Fork/Joinによる並列処理 – ソフトウェアエンジニアの技術ブログ：Software engineer tech blog

データをワーカー分にchunkするのがポイントか。

import typing as T
import random
from multiprocessing.pool import ThreadPool

Summary = T.Mapping[int, int]

def process_votes(pile: T.List[int], worker_count: int = 4) -> Summary:
    vote_count = len(pile)
    vpw = vote_count // worker_count

    vote_piles = [
        pile[i * vpw:(i + 1) * vpw]
        for i in range(worker_count)
    ]

    with ThreadPool(worker_count) as pool:
        worker_summaries = pool.map(process_pile, vote_piles)
    
    total_summary = {}
    for worker_summary in worker_summaries:
        print(f"Votes from staff member: {worker_summary}")
        for candidate, count in worker_summary.items():
            if candidate in total_summary:
                total_summary[candidate] += count
            else:
                total_summary[candidate] = count
    
    return total_summary

def process_pile(pile: T.List[int]) -> Summary:
    summary = {}
    for vote in pile:
        if vote in summary:
            summary[vote] += 1
        else:
            summary[vote] = 1
    return summary

if __name__ == "__main__":
    num_candidates = 3
    num_voters = 100
    pile = [random.randint(1, num_candidates) for _ in range(num_voters)]
    counts = process_votes(pile)
    print(f"Total number of votes: {counts}")
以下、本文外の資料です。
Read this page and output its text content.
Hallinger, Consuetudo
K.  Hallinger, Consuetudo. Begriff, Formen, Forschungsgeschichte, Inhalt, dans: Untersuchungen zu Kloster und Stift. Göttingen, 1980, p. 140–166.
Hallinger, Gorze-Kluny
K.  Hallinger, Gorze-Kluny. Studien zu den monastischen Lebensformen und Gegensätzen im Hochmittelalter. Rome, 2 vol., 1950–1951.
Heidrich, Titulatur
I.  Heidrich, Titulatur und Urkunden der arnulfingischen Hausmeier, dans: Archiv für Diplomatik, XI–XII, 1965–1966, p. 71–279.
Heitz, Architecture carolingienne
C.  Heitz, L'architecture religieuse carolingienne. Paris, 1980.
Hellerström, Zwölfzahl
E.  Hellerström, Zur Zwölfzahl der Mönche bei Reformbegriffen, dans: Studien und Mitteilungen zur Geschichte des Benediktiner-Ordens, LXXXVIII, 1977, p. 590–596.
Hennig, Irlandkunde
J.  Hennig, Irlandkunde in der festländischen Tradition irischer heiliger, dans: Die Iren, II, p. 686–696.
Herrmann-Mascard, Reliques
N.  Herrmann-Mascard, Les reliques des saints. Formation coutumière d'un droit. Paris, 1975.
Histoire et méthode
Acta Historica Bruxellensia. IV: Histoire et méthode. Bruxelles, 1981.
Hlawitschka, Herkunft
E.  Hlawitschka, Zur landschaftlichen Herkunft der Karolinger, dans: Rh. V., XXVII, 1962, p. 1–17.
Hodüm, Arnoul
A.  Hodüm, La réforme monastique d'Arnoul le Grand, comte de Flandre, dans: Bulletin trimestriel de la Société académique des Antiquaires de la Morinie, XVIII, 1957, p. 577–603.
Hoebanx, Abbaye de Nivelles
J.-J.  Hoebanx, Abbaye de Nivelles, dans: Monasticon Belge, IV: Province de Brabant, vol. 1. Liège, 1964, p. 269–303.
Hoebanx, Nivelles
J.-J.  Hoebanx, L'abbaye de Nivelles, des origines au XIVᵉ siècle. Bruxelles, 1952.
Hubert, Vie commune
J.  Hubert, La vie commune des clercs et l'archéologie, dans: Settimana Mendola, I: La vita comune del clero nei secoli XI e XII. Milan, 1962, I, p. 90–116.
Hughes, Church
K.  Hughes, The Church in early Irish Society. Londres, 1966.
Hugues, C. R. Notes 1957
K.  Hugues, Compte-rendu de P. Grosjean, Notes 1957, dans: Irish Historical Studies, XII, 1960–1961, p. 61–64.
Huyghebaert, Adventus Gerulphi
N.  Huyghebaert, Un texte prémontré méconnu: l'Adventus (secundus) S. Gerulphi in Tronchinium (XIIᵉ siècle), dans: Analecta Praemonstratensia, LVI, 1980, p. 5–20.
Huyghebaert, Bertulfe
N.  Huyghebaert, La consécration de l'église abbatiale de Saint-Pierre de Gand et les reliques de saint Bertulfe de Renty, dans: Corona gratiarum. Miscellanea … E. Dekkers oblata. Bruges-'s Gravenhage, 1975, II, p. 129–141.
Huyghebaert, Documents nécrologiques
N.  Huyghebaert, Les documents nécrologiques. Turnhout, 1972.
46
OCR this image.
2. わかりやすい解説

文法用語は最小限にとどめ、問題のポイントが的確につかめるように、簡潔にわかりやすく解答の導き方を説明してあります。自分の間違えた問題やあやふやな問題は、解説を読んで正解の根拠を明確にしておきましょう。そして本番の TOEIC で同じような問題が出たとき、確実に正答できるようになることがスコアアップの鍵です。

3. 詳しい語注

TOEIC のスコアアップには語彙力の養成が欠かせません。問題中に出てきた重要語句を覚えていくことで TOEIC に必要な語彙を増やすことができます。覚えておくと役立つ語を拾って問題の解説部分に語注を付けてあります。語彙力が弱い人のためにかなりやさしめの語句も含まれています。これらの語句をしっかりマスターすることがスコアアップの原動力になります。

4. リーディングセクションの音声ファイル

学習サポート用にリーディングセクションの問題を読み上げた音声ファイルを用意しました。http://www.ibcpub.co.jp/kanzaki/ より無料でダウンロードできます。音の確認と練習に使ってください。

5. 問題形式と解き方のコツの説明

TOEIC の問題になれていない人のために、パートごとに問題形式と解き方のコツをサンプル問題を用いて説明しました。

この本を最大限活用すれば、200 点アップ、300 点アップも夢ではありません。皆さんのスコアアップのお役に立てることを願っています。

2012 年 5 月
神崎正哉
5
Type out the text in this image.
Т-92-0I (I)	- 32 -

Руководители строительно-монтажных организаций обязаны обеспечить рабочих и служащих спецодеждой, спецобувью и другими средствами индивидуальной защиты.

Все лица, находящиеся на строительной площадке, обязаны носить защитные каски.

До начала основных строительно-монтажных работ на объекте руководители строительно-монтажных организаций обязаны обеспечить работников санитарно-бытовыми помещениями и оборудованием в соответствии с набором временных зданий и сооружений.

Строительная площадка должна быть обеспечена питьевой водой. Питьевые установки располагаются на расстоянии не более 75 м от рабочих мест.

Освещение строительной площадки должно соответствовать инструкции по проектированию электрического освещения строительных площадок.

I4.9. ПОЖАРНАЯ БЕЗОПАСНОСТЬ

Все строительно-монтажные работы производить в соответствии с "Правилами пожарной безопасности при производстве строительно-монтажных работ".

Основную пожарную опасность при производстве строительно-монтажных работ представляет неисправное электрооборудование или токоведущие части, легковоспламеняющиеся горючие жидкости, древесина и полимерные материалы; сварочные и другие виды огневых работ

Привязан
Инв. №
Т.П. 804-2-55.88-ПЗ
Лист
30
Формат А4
$ python3 count_votes_sequential.py
Votes from staff member: {3: 9, 2: 13, 1: 3}
Votes from staff member: {1: 5, 3: 8, 2: 12}
Votes from staff member: {3: 10, 2: 5, 1: 10}
Votes from staff member: {1: 10, 3: 8, 2: 7}
Total number of votes: {3: 35, 2: 37, 1: 28}

これは凄い… これをRustで書く

use rand::Rng;
use std::collections::HashMap;
use std::sync::Mutex;

static Summaries: Mutex<Vec<HashMap<u32, u32>>> = Mutex::new(Vec::new());

fn process_vote(pile: Vec<u32>, worker_count: u32) {
    let vote_count = pile.len();
    let vpw = vote_count / worker_count as usize;
    println!("{}", vpw);
    let mut vote_piles : Vec<Vec<u32>> = Vec::new();
    for i in 0..worker_count {
        let chunk: Vec<u32> = (&pile[i as usize*vpw ..(i+1)as usize * vpw]).to_vec();
        vote_piles.push(chunk)
    }
    println!("{:?}", vote_piles);

    let pool = rayon::ThreadPoolBuilder::new().num_threads(worker_count as usize).build().unwrap();
    for vote_pile in vote_piles {
        pool.install(move || {
            let result = process_pile(vote_pile); 
            Summaries.lock().unwrap().push(result);
        });
    }
    println!("{:?}", Summaries);
    let mut total_summary = HashMap::new();
    for summary in Summaries.lock().unwrap().clone().into_iter() {
        for (candidate, count) in summary {
            if total_summary.get(&candidate) != None {
                let n = total_summary.get(&candidate).unwrap();
                total_summary.insert(candidate, count + n);
            } else {
                total_summary.insert(candidate, count);
            }
        }
    }
    println!("{:?}", total_summary);
}

fn process_pile(pile: Vec<u32>) -> HashMap<u32, u32> {
    let mut summary = HashMap::new();
    for vote in pile {
        if summary.get(&vote) != None {
            let count = summary.get(&vote).unwrap();
            summary.insert(vote, count + 1);
        } else {
            summary.insert(vote, 1);
        }
    }
    summary
}

fn main(){    
    
    let num_voters = 500;
    let num_candidate = 3;
    
    let mut pile: Vec<u32> = Vec::new();
    let mut rnd = rand::thread_rng();
    for _ in 0..num_voters {
        pile.push(rnd.gen_range(1..(num_candidate + 1)))
    }
    let summary = process_pile(pile.clone());
    println!("{:?}", summary);

    process_vote(pile, 4);
}

Finished `dev` profile [unoptimized + debuginfo] target(s) in 0.41s
Running `target/debug/parallel`
{2: 172, 1: 172, 3: 156}
125
Mutex { data: [{1: 49, 2: 39, 3: 37}, {2: 49, 1: 38, 3: 38}, {2: 43, 1: 39, 3: 43}, {2: 41, 1: 46, 3: 38}], poisoned: false, .. }
{2: 172, 3: 156, 1: 172}

おおおおおおおおお、なんかすげえええええええええええええ